7. D’autre part, il résulte clairement des dispositions du second alinéa du a de l’article 111 du code général des impôts que seule la fraction des impositions auxquelles les avances ont donné lieu est susceptible de faire l’objet d’un remboursement. Mme A... ne peut dès lors demander la restitution de la partie de l’imposition qu’elle a acquittée en 2016 sur les dividendes qui lui ont été distribués correspondant, en base, au montant des avances dont elle a bénéficié en 2014 et 2015, mais seulement la restitution des impositions auxquelles ces avances ont donné lieu.
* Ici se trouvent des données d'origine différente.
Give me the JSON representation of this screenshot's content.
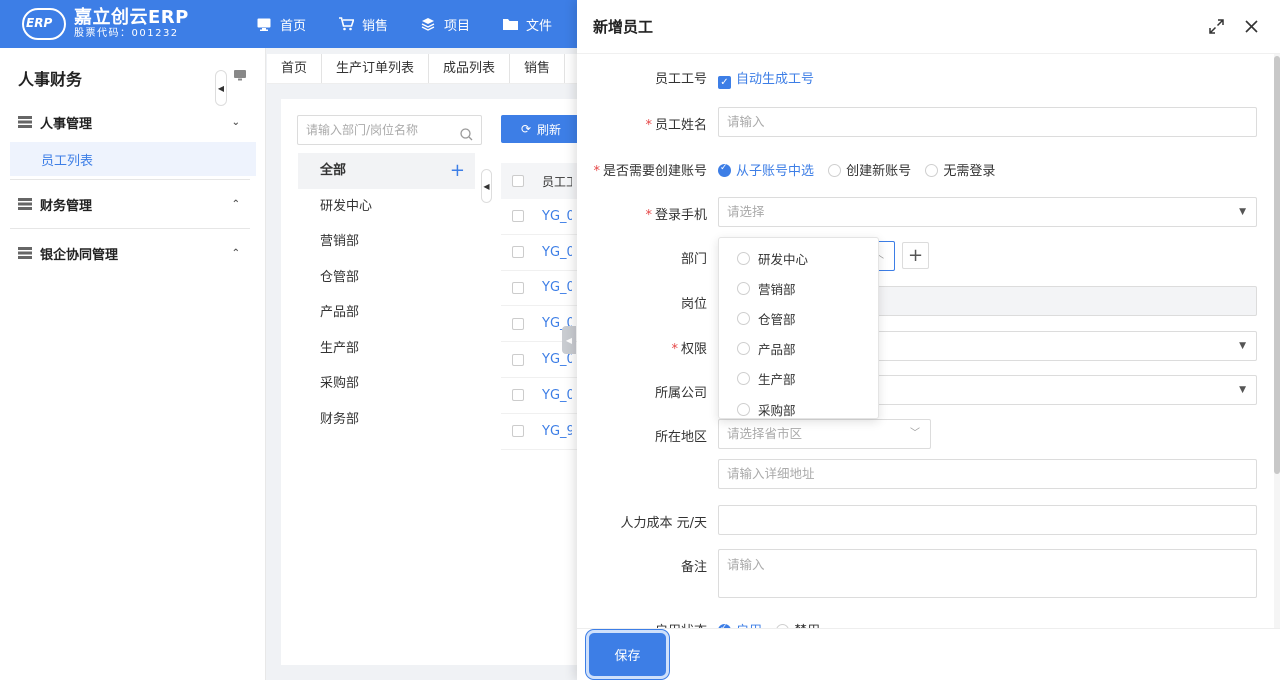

Sur l’interprétation administrative de la loi fiscale :


8. Aux termes de l’article L. 80 A du livre des procédures fiscales dans sa rédaction alors en vigueur : « Il ne sera procédé à aucun rehaussement d'impositions antérieures si la cause du rehaussement poursuivi par l'administration est un différend sur l'interprétation par le redevable de bonne foi du texte fiscal et s'il est démontré que l'interprétation sur laquelle est fondée la première décision a été, à l'époque, formellement admise par l'administration./ Lorsque le redevable a appliqué un texte fiscal selon l'interprétation que l'administration avait fait connaître par ses instructions ou circulaires publiées et qu'elle n'avait pas rapportée à la date des opérations en cause, elle ne peut poursuivre aucun rehaussement en soutenant une interprétation différente. Sont également opposables à l'administration, dans les mêmes conditions, les instructions ou circulaires publiées relatives au recouvrement de l'impôt et aux pénalités fiscales. ».
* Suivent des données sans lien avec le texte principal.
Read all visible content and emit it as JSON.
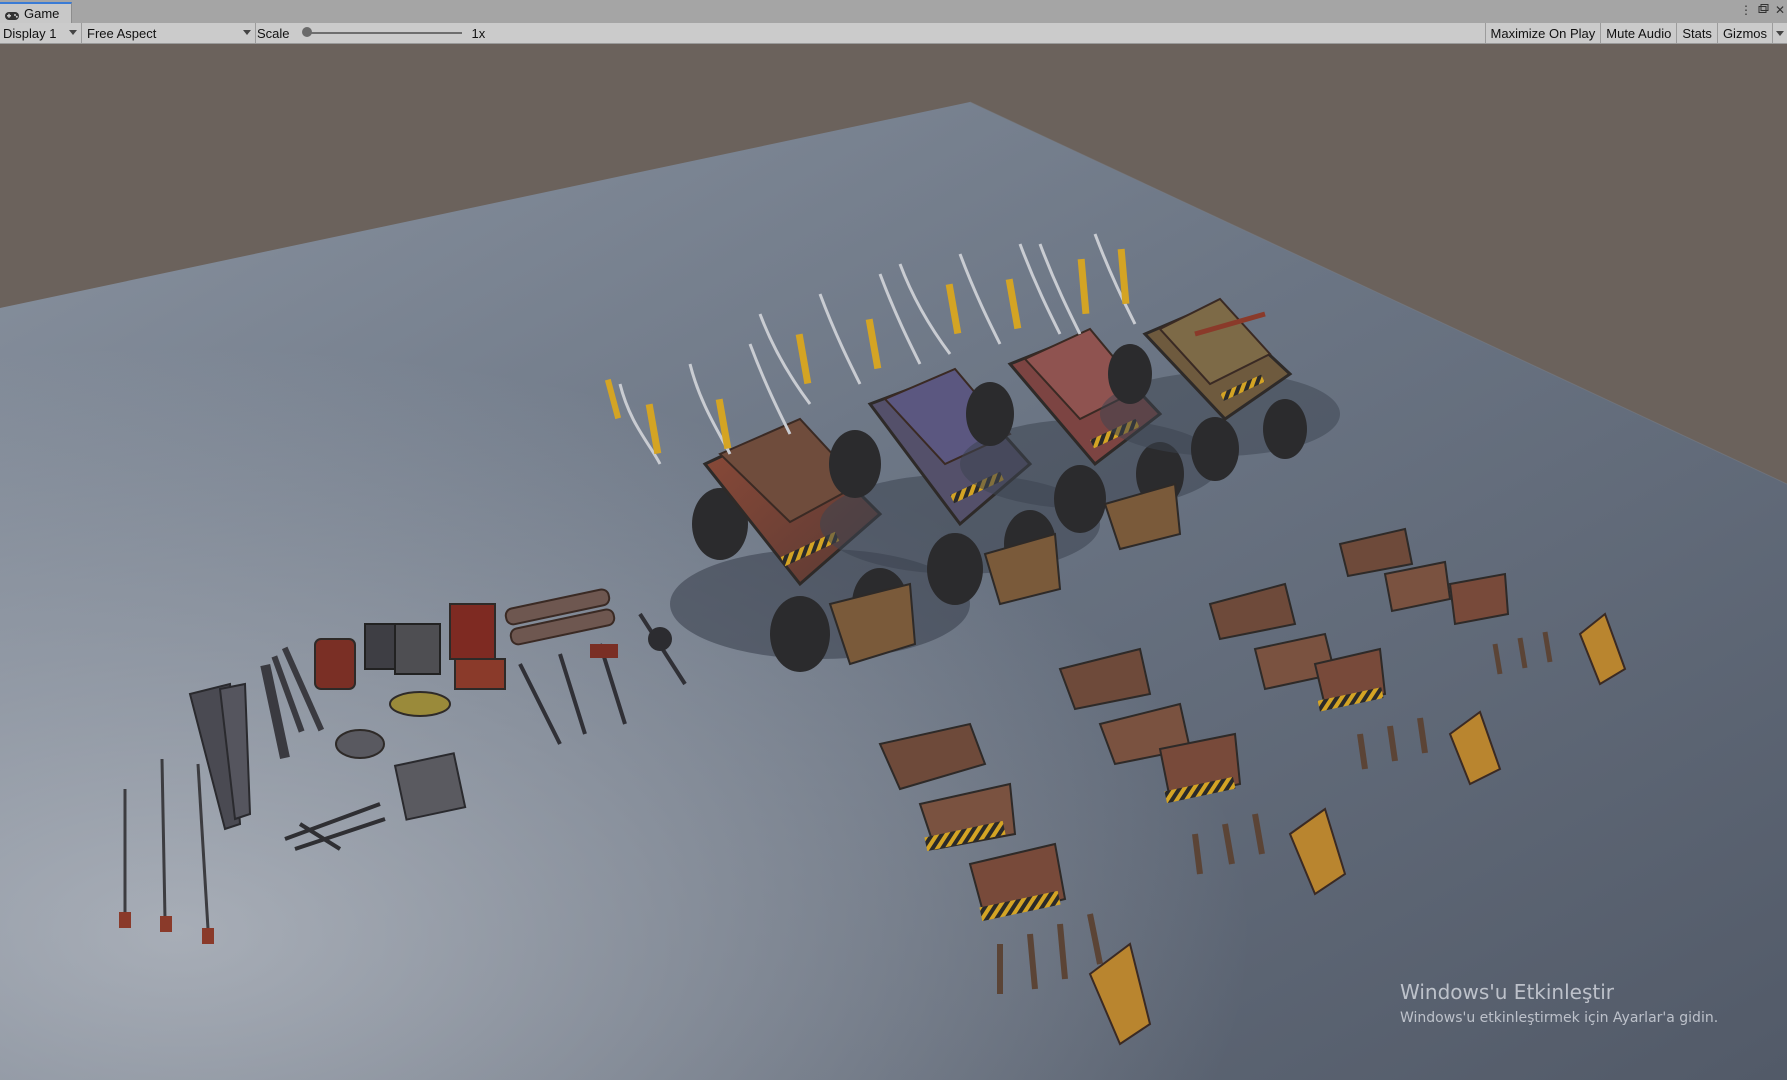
{
  "tab": {
    "label": "Game",
    "icon": "gamepad-icon"
  },
  "window_controls": [
    "kebab-menu-icon",
    "maximize-icon",
    "close-icon"
  ],
  "toolbar": {
    "display": "Display 1",
    "aspect": "Free Aspect",
    "scale_label": "Scale",
    "scale_value": "1x",
    "scale_level": 0.0,
    "buttons": {
      "maximize": "Maximize On Play",
      "mute": "Mute Audio",
      "stats": "Stats",
      "gizmos": "Gizmos"
    }
  },
  "colors": {
    "sky": "#6b625c",
    "ground": "#6f7a88",
    "rust": "#8a3a2a",
    "hazard": "#d4a424"
  },
  "watermark": {
    "title": "Windows'u Etkinleştir",
    "subtitle": "Windows'u etkinleştirmek için Ayarlar'a gidin."
  }
}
9. L’instruction référencée BOI-RPPM-RCM-10-20-20-20, publiée le 12 septembre 2012, invoquée par la requérante indique seulement que l’administration a la possibilité, à titre de règle pratique, d’admettre qu’il n'y a pas eu de distribution de revenus s'il apparaît que le remboursement intégral d’une avance a été opéré à une date antérieure à celle de la réception, par la société, de l'avis de vérification, et est ainsi dépourvue de caractère impératif. Elle ne peut dès lors être opposée à l’administration comme constituant une interprétation de la loi fiscale au sens des dispositions précitées de l’article L. 80 A du livre des procédures fiscales.

10. Il résulte de ce qui précède que Mme A... n’est pas fondée à soutenir que c’est à tort que, par le jugement attaqué, le tribunal administratif de Marseille a rejeté ses demandes. Ses conclusions présentées à titre principal et à titre subsidiaire doivent être rejetées, ainsi que, par voie de conséquence, celles fondées sur les dispositions de l’article L. 761-1 du code de justice administrative.

D É C I D E





Article 1er : La requête de Mme A... est rejetée.
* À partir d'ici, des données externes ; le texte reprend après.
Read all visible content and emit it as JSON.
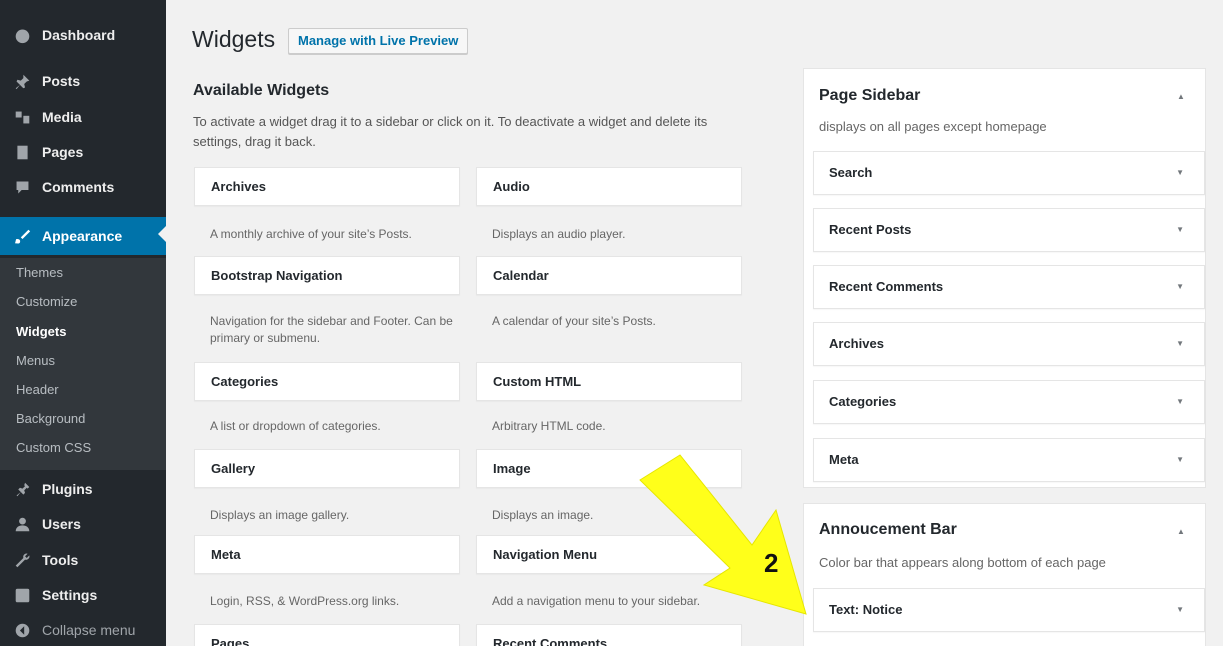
{
  "sidebar": {
    "dashboard": {
      "label": "Dashboard",
      "icon": "dashboard-icon"
    },
    "posts": {
      "label": "Posts",
      "icon": "pin-icon"
    },
    "media": {
      "label": "Media",
      "icon": "media-icon"
    },
    "pages": {
      "label": "Pages",
      "icon": "pages-icon"
    },
    "comments": {
      "label": "Comments",
      "icon": "comment-icon"
    },
    "appearance": {
      "label": "Appearance",
      "icon": "brush-icon"
    },
    "submenu": [
      "Themes",
      "Customize",
      "Widgets",
      "Menus",
      "Header",
      "Background",
      "Custom CSS"
    ],
    "plugins": {
      "label": "Plugins",
      "icon": "plug-icon"
    },
    "users": {
      "label": "Users",
      "icon": "users-icon"
    },
    "tools": {
      "label": "Tools",
      "icon": "wrench-icon"
    },
    "settings": {
      "label": "Settings",
      "icon": "settings-icon"
    },
    "collapse": {
      "label": "Collapse menu",
      "icon": "collapse-icon"
    }
  },
  "header": {
    "title": "Widgets",
    "live_preview": "Manage with Live Preview"
  },
  "available": {
    "title": "Available Widgets",
    "desc": "To activate a widget drag it to a sidebar or click on it. To deactivate a widget and delete its settings, drag it back.",
    "widgets": [
      {
        "name": "Archives",
        "desc": "A monthly archive of your site’s Posts."
      },
      {
        "name": "Audio",
        "desc": "Displays an audio player."
      },
      {
        "name": "Bootstrap Navigation",
        "desc": "Navigation for the sidebar and Footer. Can be primary or submenu."
      },
      {
        "name": "Calendar",
        "desc": "A calendar of your site’s Posts."
      },
      {
        "name": "Categories",
        "desc": "A list or dropdown of categories."
      },
      {
        "name": "Custom HTML",
        "desc": "Arbitrary HTML code."
      },
      {
        "name": "Gallery",
        "desc": "Displays an image gallery."
      },
      {
        "name": "Image",
        "desc": "Displays an image."
      },
      {
        "name": "Meta",
        "desc": "Login, RSS, & WordPress.org links."
      },
      {
        "name": "Navigation Menu",
        "desc": "Add a navigation menu to your sidebar."
      },
      {
        "name": "Pages",
        "desc": ""
      },
      {
        "name": "Recent Comments",
        "desc": ""
      }
    ]
  },
  "page_sidebar": {
    "title": "Page Sidebar",
    "desc": "displays on all pages except homepage",
    "items": [
      "Search",
      "Recent Posts",
      "Recent Comments",
      "Archives",
      "Categories",
      "Meta"
    ]
  },
  "announcement_bar": {
    "title": "Annoucement Bar",
    "desc": "Color bar that appears along bottom of each page",
    "items": [
      "Text: Notice"
    ]
  },
  "annotation": {
    "step": "2",
    "arrow_color": "#ffff1a"
  },
  "colors": {
    "admin_bg": "#23282d",
    "accent": "#0073aa",
    "submenu_bg": "#32373c"
  }
}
Article 2 : Le présent arrêt sera notifié à Mme B... A... et au ministre de l’économie, des finances et de la souveraineté industrielle et numérique.

Copie en sera adressée à la direction de contrôle fiscal Sud-Est Outre-mer.



Délibéré après l’audience du 12 janvier 2023, où siégeaient :

- Mme Paix, présidente,
- M. Platillero, président assesseur,
- M. Claudé-Mougel, premier conseiller.

Rendu public par mise à disposition au greffe, le 26 janvier 2026.